Table 1: Since V is mostly 1 here, variables are effectively treated independently. While reasonable, it would help to state explicitly that multivariate compression is beyond the current scope. In practice, many variables are physically correlated (e.g., atmospheric chemistry tracers), and advanced methods may exploit such structure. A brief acknowledgment would strengthen the discussion.
Lines 79–88: The regridding discussion focuses on model output, but similar issues apply to satellite swath data provided in along-track/across-track coordinates. Regridding can alter statistical properties relevant for compression. A brief acknowledgment would clarify that restricting to regular grids simplifies comparability but does not reflect all real-world cases.

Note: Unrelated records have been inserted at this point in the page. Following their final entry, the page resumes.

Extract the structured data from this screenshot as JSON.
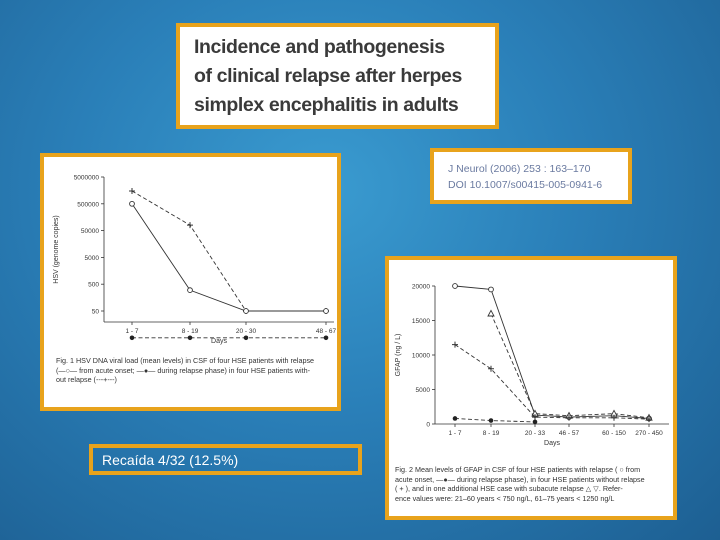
{
  "title": {
    "lines": [
      "Incidence and pathogenesis",
      "of clinical relapse after herpes",
      "simplex encephalitis in adults"
    ]
  },
  "citation": {
    "journal": "J Neurol (2006) 253 : 163–170",
    "doi": "DOI 10.1007/s00415-005-0941-6"
  },
  "relapse_note": "Recaída 4/32 (12.5%)",
  "figure1": {
    "caption_lines": [
      "Fig. 1  HSV DNA viral load (mean levels) in CSF of four HSE patients with relapse",
      "(—○— from acute onset; —●— during relapse phase) in four HSE patients with-",
      "out relapse (---+---)"
    ],
    "chart_data": {
      "type": "line",
      "xlabel": "Days",
      "ylabel": "HSV (genome copies)",
      "categories": [
        "1 - 7",
        "8 - 19",
        "20 - 30",
        "48 - 67"
      ],
      "y_ticks": [
        "5000000",
        "500000",
        "50000",
        "5000",
        "500",
        "50"
      ],
      "series": [
        {
          "marker": "cross",
          "style": "dashed",
          "values": [
            1500000,
            80000,
            50,
            50
          ]
        },
        {
          "marker": "open-circle",
          "style": "solid",
          "values": [
            500000,
            300,
            50,
            50
          ]
        },
        {
          "marker": "filled-circle",
          "style": "dashed",
          "values": [
            5,
            5,
            5,
            5
          ]
        }
      ],
      "y_scale": "log"
    }
  },
  "figure2": {
    "caption_lines": [
      "Fig. 2  Mean levels of GFAP in CSF of four HSE patients with relapse (  ○  from",
      "acute onset, —●— during relapse phase), in four HSE patients without relapse",
      "(  +  ), and in one additional HSE case with subacute relapse △  ▽. Refer-",
      "ence values were: 21–60 years < 750 ng/L, 61–75 years < 1250 ng/L"
    ],
    "chart_data": {
      "type": "line",
      "xlabel": "Days",
      "ylabel": "GFAP (ng / L)",
      "categories": [
        "1 - 7",
        "8 - 19",
        "20 - 33",
        "46 - 57",
        "60 - 150",
        "270 - 450"
      ],
      "y_ticks": [
        "20000",
        "15000",
        "10000",
        "5000",
        "0"
      ],
      "ylim": [
        0,
        20000
      ],
      "series": [
        {
          "marker": "open-circle",
          "style": "solid",
          "values": [
            20000,
            19500,
            1300,
            1000,
            1200,
            800
          ]
        },
        {
          "marker": "triangle",
          "style": "dashed",
          "values": [
            null,
            16000,
            1500,
            1200,
            1500,
            900
          ]
        },
        {
          "marker": "cross",
          "style": "dashed",
          "values": [
            11500,
            8000,
            1000,
            900,
            900,
            700
          ]
        },
        {
          "marker": "filled-circle",
          "style": "dashed",
          "values": [
            800,
            500,
            300,
            null,
            null,
            null
          ]
        }
      ]
    }
  }
}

Line 101: “Linear packing” is mentioned in the context of the ERA5 data but not explained. A short definition or reference would be helpful.
Lines 128–129: The manuscript states that the absence of standard error bounds is “partly” due to application dependence. “Largely” may be more appropriate, as tolerable error levels are typically driven by downstream applications.
Lines 175–178 and Table 2: For several variables, the gap between the low (100th percentile) and mid (99th percentile) bounds exceeds that between mid (99th) and high (95th) significantly. This suggests sensitivity of the low bound to extreme outliers or heavy-tailed spread distributions. Please comment on this sensitivity and whether slightly lower percentiles (e.g., 99.9%) were considered.
Lines 226–234: Instruction count is a useful reproducible metric, but wall-clock runtime remains highly relevant in practice. Parallelization (multi-threading, GPU support) and peak memory footprint can significantly affect scalability for large datasets. A brief discussion of these practical aspects would be valuable.
Figure 2: The scorecards are helpful. For example, SZ3 often achieves higher compression ratios but also larger error metrics and occasional bound violations. Although discussed later, more explicit guidance in the figure interpretation would help readers assess comparability across methods.
Figure 7: This figure shows that compressors can produce markedly different error distributions, even under identical nominal absolute bounds. While discussed, this reinforces that methods are not strictly comparable under a single bound alone. Future work could consider complementing the current protocol with additional tail metrics (e.g., p99/p99.9) or joint criteria on maximum and distributional error properties.
Lines 468–471: Benchmarking full high-resolution model outputs (terabyte scale) would be highly valuable. Such tests would better reflect modern data volumes and assess compressors under realistic storage, I/O, and scalability constraints, complementing the current laptop-scale setup for HPC environments.
Technical corrections
Line 99: Remove extra “.”
Line 136: Index v runs from 0 to V, implying V+1 elements; is this intended?
Line 318: Rephrase as “This ensures …”
Figures 3 and 6: Adding distinct marker symbols alongside colors and linestyles would improve clarity.